A View of Exact Inference in Graphs from the Degree-4 Sum-of-Squares Hierarchy

Performing inference in graphs is a common task within several machine learning problems, e.g., image segmentation, community detection, among others. For a given undirected connected graph, we tackle the statistical problem of \textit{exactly} recovering an unknown ground-truth binary labeling of the nodes from a \textit{single} corrupted observation of each edge. Such problem can be formulated as a quadratic combinatorial optimization problem over the boolean hypercube, where it has been shown before that one can (with high probability and in polynomial time) exactly recover the ground-truth labeling of graphs that have an isoperimetric number that grows with respect to the number of nodes (e.g., complete graphs, regular expanders). In this work, we apply a powerful hierarchy of relaxations, known as the sum-of-squares (SoS) hierarchy, to the combinatorial problem.

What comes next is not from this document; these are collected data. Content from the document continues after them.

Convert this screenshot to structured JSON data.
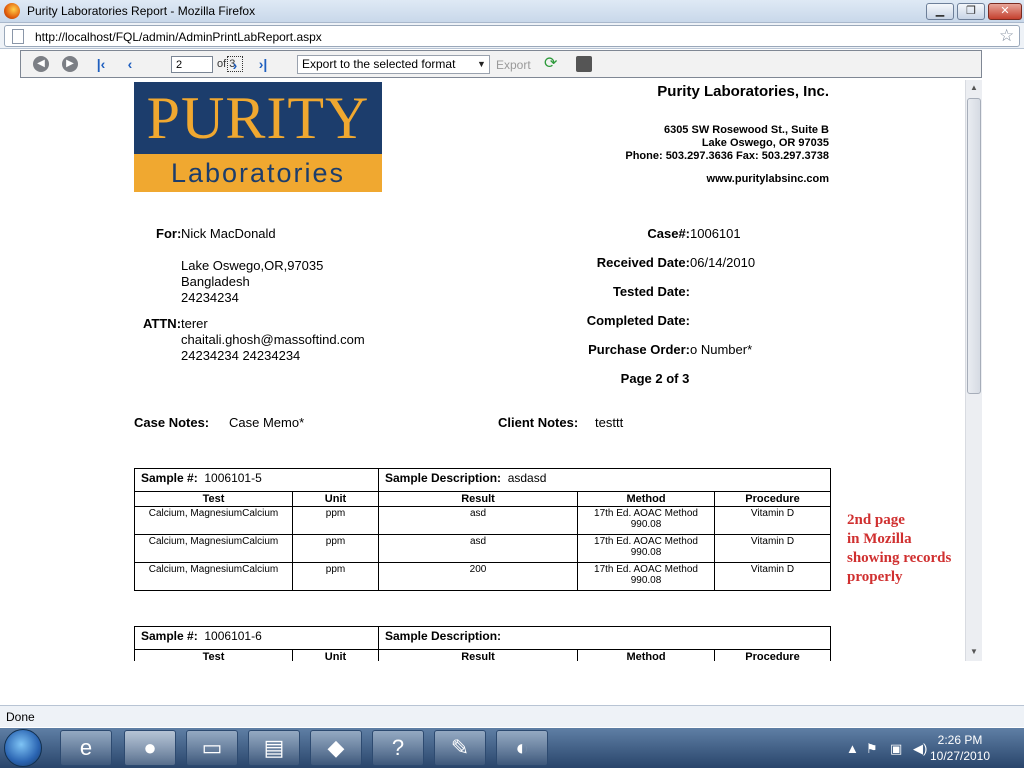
{
  "window": {
    "title": "Purity Laboratories Report - Mozilla Firefox"
  },
  "address": {
    "url": "http://localhost/FQL/admin/AdminPrintLabReport.aspx"
  },
  "toolbar": {
    "page_value": "2",
    "of_label": "of 3",
    "export_select": "Export to the selected format",
    "export_label": "Export"
  },
  "company": {
    "logo_top": "PURITY",
    "logo_bottom": "Laboratories",
    "name": "Purity Laboratories, Inc.",
    "address1": "6305 SW Rosewood St., Suite B",
    "address2": "Lake Oswego, OR 97035",
    "phone": "Phone: 503.297.3636 Fax: 503.297.3738",
    "website": "www.puritylabsinc.com"
  },
  "client": {
    "for_label": "For:",
    "name": "Nick MacDonald",
    "address_lines": [
      "Lake Oswego,OR,97035",
      "Bangladesh",
      "24234234"
    ],
    "attn_label": "ATTN:",
    "attn": "terer",
    "attn_lines": [
      "chaitali.ghosh@massoftind.com",
      "24234234 24234234"
    ]
  },
  "case": {
    "case_label": "Case#:",
    "case_no": "1006101",
    "received_label": "Received Date:",
    "received": "06/14/2010",
    "tested_label": "Tested Date:",
    "completed_label": "Completed Date:",
    "po_label": "Purchase Order:",
    "po": "o Number*",
    "page_label": "Page 2 of 3"
  },
  "notes": {
    "case_label": "Case Notes:",
    "case_value": "Case Memo*",
    "client_label": "Client Notes:",
    "client_value": "testtt"
  },
  "columns": [
    "Test",
    "Unit",
    "Result",
    "Method",
    "Procedure"
  ],
  "samples": [
    {
      "label": "Sample #:",
      "number": "1006101-5",
      "desc_label": "Sample Description:",
      "desc": "asdasd",
      "rows": [
        {
          "test": "Calcium, MagnesiumCalcium",
          "unit": "ppm",
          "result": "asd",
          "method1": "17th Ed. AOAC Method",
          "method2": "990.08",
          "procedure": "Vitamin D"
        },
        {
          "test": "Calcium, MagnesiumCalcium",
          "unit": "ppm",
          "result": "asd",
          "method1": "17th Ed. AOAC Method",
          "method2": "990.08",
          "procedure": "Vitamin D"
        },
        {
          "test": "Calcium, MagnesiumCalcium",
          "unit": "ppm",
          "result": "200",
          "method1": "17th Ed. AOAC Method",
          "method2": "990.08",
          "procedure": "Vitamin D"
        }
      ]
    },
    {
      "label": "Sample #:",
      "number": "1006101-6",
      "desc_label": "Sample Description:",
      "desc": ""
    }
  ],
  "annotation": [
    "2nd page",
    "in Mozilla",
    "showing records",
    "properly"
  ],
  "status": {
    "text": "Done"
  },
  "taskbar": {
    "time": "2:26 PM",
    "date": "10/27/2010"
  }
}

Motivated by empirical evidence on the improvement in exact recoverability, we center our attention on the degree-4 SoS relaxation and set out to understand the origin of such improvement from a graph theoretical perspective. We show that the solution of the dual of the relaxed problem is related to finding edge weights of the Johnson and Kneser graphs, where the weights fulfill the SoS constraints and intuitively allow the input graph to increase its algebraic connectivity. Finally, as byproduct of our analysis, we derive a novel Cheeger-type lower bound for the algebraic connectivity of graphs with \textit{signed} edge weights.